Even though we frequently make noise about being in a paperless world, the reality is that no matter how many newspapers you subscribe to digitally, how many magazines you’ve replaced with apps or how many letters you’ve eliminated thanks to e-mail, most people still need to print — even at home. If you have kids, there’s a good chance your printer sees heavy use. Between homework assignments, digital photos, art or craft projects, to-do lists, birthday invitations and everything else kids need to have a physical copy of, a decent color printer is still a necessity in many homes.
Brother recently sent one of its HL-3045 CN color laser printers for review. This is a basic model, intended to make color laser printing affordable: wired connectivity (USB or Ethernet), printer-only (no scanning or fax) and no direct printing from a USB stick or PictBridge-enabled camera. MSRP is $269.99, but street prices are under $200. The target demographic is small-office or work-from-home situations, and it would also be useful as a general purpose home printer.
One quick clarification: This printer uses an LED engine to draw images on the drum instead of a laser — it’s the same basic principle, so I am going to continue to refer to it as a laser printer primarily to distinguish in from inkjet, the primary competing technology for home printer use.
Setup took under ten minutes. There are four drum and toner cartridges included and installing them is a simple matter of removing a protective cover, lifting the printer lid and sliding each into a color-coded slot. A CD with drivers is included, but when I plugged it in to a Mac, the operating system detected the new printer and downloaded the driver automatically.
The printer is Energy Star certified and consumables are reasonably priced. OEM replacement black toner cartridges rated for 2200 pages go for around $50 on Amazon, as do the color cartridges (each rated at 1400 pages). That’s somewhere in the neighborhood of two cents per page for black and white printing and (depending on how the calculation is done) around 14 cents per page for color. If you print a lot, drum replacement comes into play, though, adding to the operating cost (Brother says the drums typically have to be replaced at 15,000 pages). A set of four lists at over $200, but seems to go for under $150 in stores.
Print quality for text was good — as is typically the case with laser printers. Text was crisp, with no smearing and paper emerged without any ripples as can sometimes happen with heavy coverage and inkjets. Printing is also quite speedy, both for straight text and color printing; the printer is rated at 18ppm for color and the speeds I saw reflected this. The color output is a bit of a mixed bag, though. For project based printing, I would say that the color capabilities suffice. However, there was some banding noticeable with large, solid color blocks. No laser that I’ve ever seen can rival an inkjet when it comes to digital photos, either, and the HL-3045 CN is no different here. Photos printed are passable for general use (school projects and the like), but not something you’d want to stick in a frame.
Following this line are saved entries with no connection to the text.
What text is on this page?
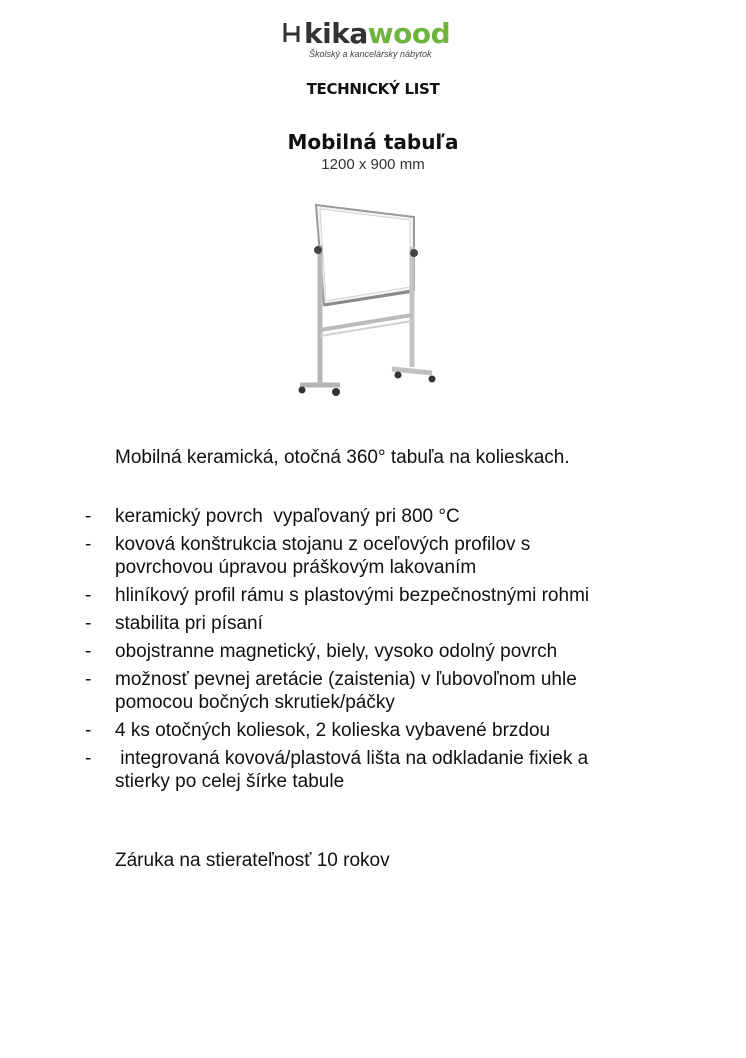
kikawood
Školský a kancelársky nábytok
TECHNICKÝ LIST
Mobilná tabuľa
1200 x 900 mm
Mobilná keramická, otočná 360° tabuľa na kolieskach.
- keramický povrch  vypaľovaný pri 800 °C
- kovová konštrukcia stojanu z oceľových profilov s
povrchovou úpravou práškovým lakovaním
- hliníkový profil rámu s plastovými bezpečnostnými rohmi
- stabilita pri písaní
- obojstranne magnetický, biely, vysoko odolný povrch
- možnosť pevnej aretácie (zaistenia) v ľubovoľnom uhle
pomocou bočných skrutiek/páčky
- 4 ks otočných koliesok, 2 kolieska vybavené brzdou
- integrovaná kovová/plastová lišta na odkladanie fixiek a
stierky po celej šírke tabule
Záruka na stierateľnosť 10 rokov
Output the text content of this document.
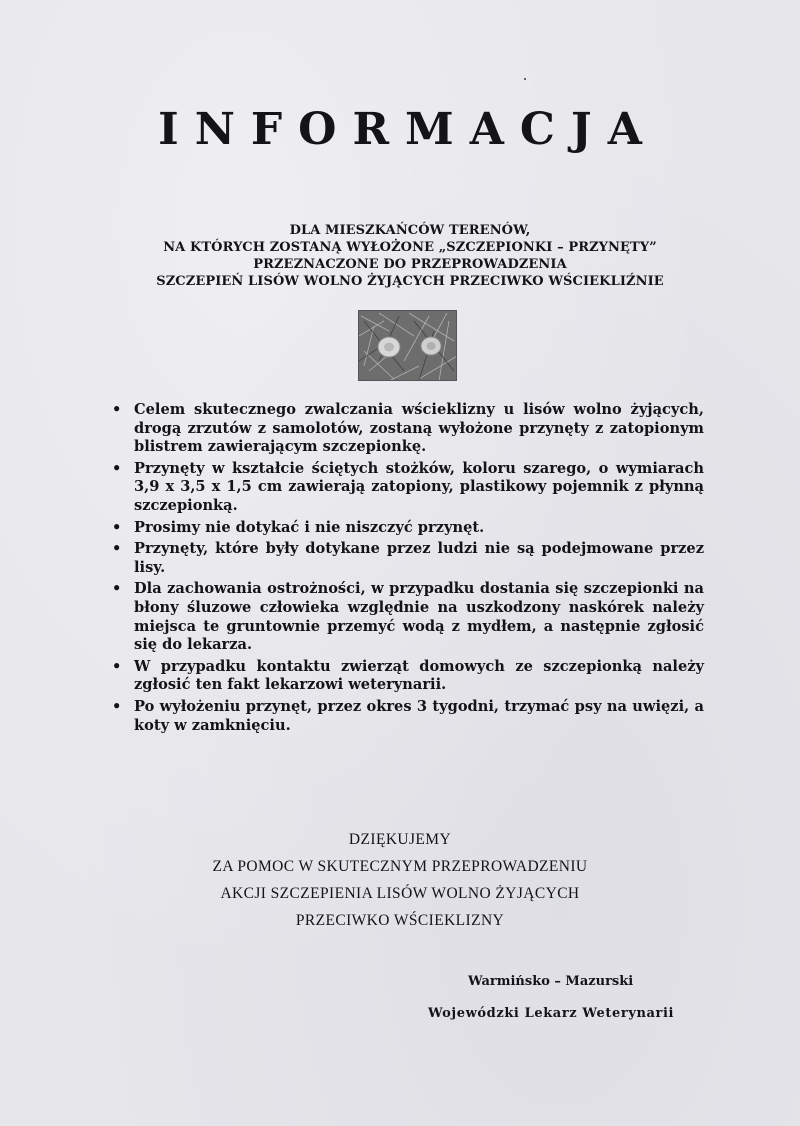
INFORMACJA
DLA MIESZKAŃCÓW TERENÓW,
NA KTÓRYCH ZOSTANĄ WYŁOŻONE „SZCZEPIONKI – PRZYNĘTY”
PRZEZNACZONE DO PRZEPROWADZENIA
SZCZEPIEŃ LISÓW WOLNO ŻYJĄCYCH PRZECIWKO WŚCIEKLIŹNIE
• Celem skutecznego zwalczania wścieklizny u lisów wolno żyjących, drogą zrzutów z samolotów, zostaną wyłożone przynęty z zatopionym blistrem zawierającym szczepionkę.
• Przynęty w kształcie ściętych stożków, koloru szarego, o wymiarach 3,9 x 3,5 x 1,5 cm zawierają zatopiony, plastikowy pojemnik z płynną szczepionką.
• Prosimy nie dotykać i nie niszczyć przynęt.
• Przynęty, które były dotykane przez ludzi nie są podejmowane przez lisy.
• Dla zachowania ostrożności, w przypadku dostania się szczepionki na błony śluzowe człowieka względnie na uszkodzony naskórek należy miejsca te gruntownie przemyć wodą z mydłem, a następnie zgłosić się do lekarza.
• W przypadku kontaktu zwierząt domowych ze szczepionką należy zgłosić ten fakt lekarzowi weterynarii.
• Po wyłożeniu przynęt, przez okres 3 tygodni, trzymać psy na uwięzi, a koty w zamknięciu.
DZIĘKUJEMY
ZA POMOC W SKUTECZNYM PRZEPROWADZENIU
AKCJI SZCZEPIENIA LISÓW WOLNO ŻYJĄCYCH
PRZECIWKO WŚCIEKLIZNY
Warmińsko – Mazurski
Wojewódzki Lekarz Weterynarii
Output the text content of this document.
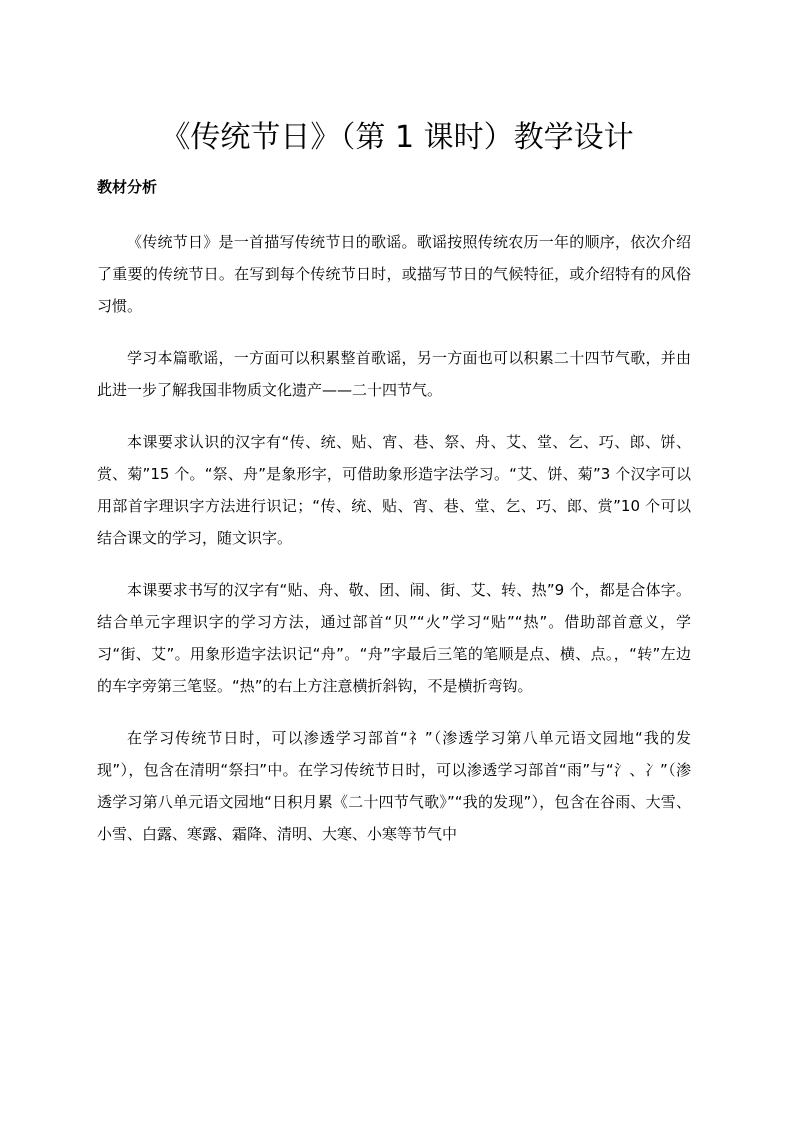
《传统节日》（第 1 课时）教学设计
教材分析

《传统节日》是一首描写传统节日的歌谣。歌谣按照传统农历一年的顺序，依次介绍了重要的传统节日。在写到每个传统节日时，或描写节日的气候特征，或介绍特有的风俗习惯。

学习本篇歌谣，一方面可以积累整首歌谣，另一方面也可以积累二十四节气歌，并由此进一步了解我国非物质文化遗产——二十四节气。

本课要求认识的汉字有“传、统、贴、宵、巷、祭、舟、艾、堂、乞、巧、郎、饼、赏、菊”15 个。“祭、舟”是象形字，可借助象形造字法学习。“艾、饼、菊”3 个汉字可以用部首字理识字方法进行识记；“传、统、贴、宵、巷、堂、乞、巧、郎、赏”10 个可以结合课文的学习，随文识字。

本课要求书写的汉字有“贴、舟、敬、团、闹、街、艾、转、热”9 个，都是合体字。结合单元字理识字的学习方法，通过部首“贝”“火”学习“贴”“热”。借助部首意义，学习“街、艾”。用象形造字法识记“舟”。“舟”字最后三笔的笔顺是点、横、点。，“转”左边的车字旁第三笔竖。“热”的右上方注意横折斜钩，不是横折弯钩。

在学习传统节日时，可以渗透学习部首“礻”（渗透学习第八单元语文园地“我的发现”），包含在清明“祭扫”中。在学习传统节日时，可以渗透学习部首“雨”与“氵、冫”（渗透学习第八单元语文园地“日积月累《二十四节气歌》”“我的发现”），包含在谷雨、大雪、小雪、白露、寒露、霜降、清明、大寒、小寒等节气中
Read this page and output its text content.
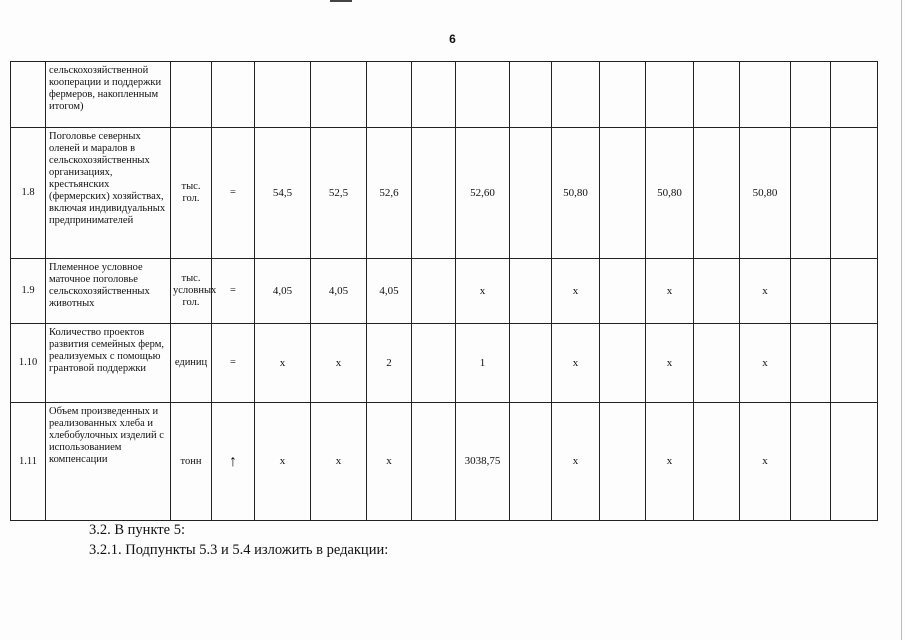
6
	сельскохозяйственной кооперации и поддержки фермеров, накопленным итогом)																	
1.8	Поголовье северных оленей и маралов в сельскохозяйственных организациях, крестьянских (фермерских) хозяйствах, включая индивидуальных предпринимателей	тыс. гол.	=	54,5	52,5	52,6		52,60		50,80		50,80		50,80				
1.9	Племенное условное маточное поголовье сельскохозяйственных животных	тыс. условных гол.	=	4,05	4,05	4,05		х		х		х		х				
1.10	Количество проектов развития семейных ферм, реализуемых с помощью грантовой поддержки	единиц	=	х	х	2		1		х		х		х				
1.11	Объем произведенных и реализованных хлеба и хлебобулочных изделий с использованием компенсации	тонн	↑	х	х	х		3038,75		х		х		х				
3.2. В пункте 5:
3.2.1. Подпункты 5.3 и 5.4 изложить в редакции:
The verdict? Many small businesses would likely benefit from having both a laser printer and an inkjet. The laser for fast and economical day to day printing and the inject for collateral that needs to pop — photos, glossy paper and presentation material. So long as wireless connectivity isn’t a must, the HL-3045 CN would be a good fit as the laser in this situation.
For home use, the HL-3045 CN may not be the best choice as your only printer, although for printing out volumes of printed material and reasonable quality color printing it would do fine and should save money in the long run compared to a cheaper inkjet when consumables are factored in. However, it does have some disadvantages compared to an inkjet: the initial cost (while quite good for a color laser) is expensive in comparison, it has a bigger footprint and weighs far more than most inkjets, it isn’t really suited for photo-realistic printing and, while it is possible to buy iron-on transfer paper for laser printers, it is much harder to find special use paper for laser printers than it is for inkjets.
That being said, I have both an inkjet and a color laser printer at home, I have three kids who represent the bulk of our printing needs, and I haven’t fired up the inkjet in nearly a year. In my case, something like this does the job quite nicely.
Wired: Fast and economical color printing, text printing (for homework) is cheap but looks good, easy setup, inexpensive to buy compared to other color laser printers.
Tired: On the big and heavy side, color print capability not suited for high quality photo reproduction, would it hurt to include a USB or Ethernet cable in the box?
Disclosure: Brother supplied a HL-3045 CN review unit.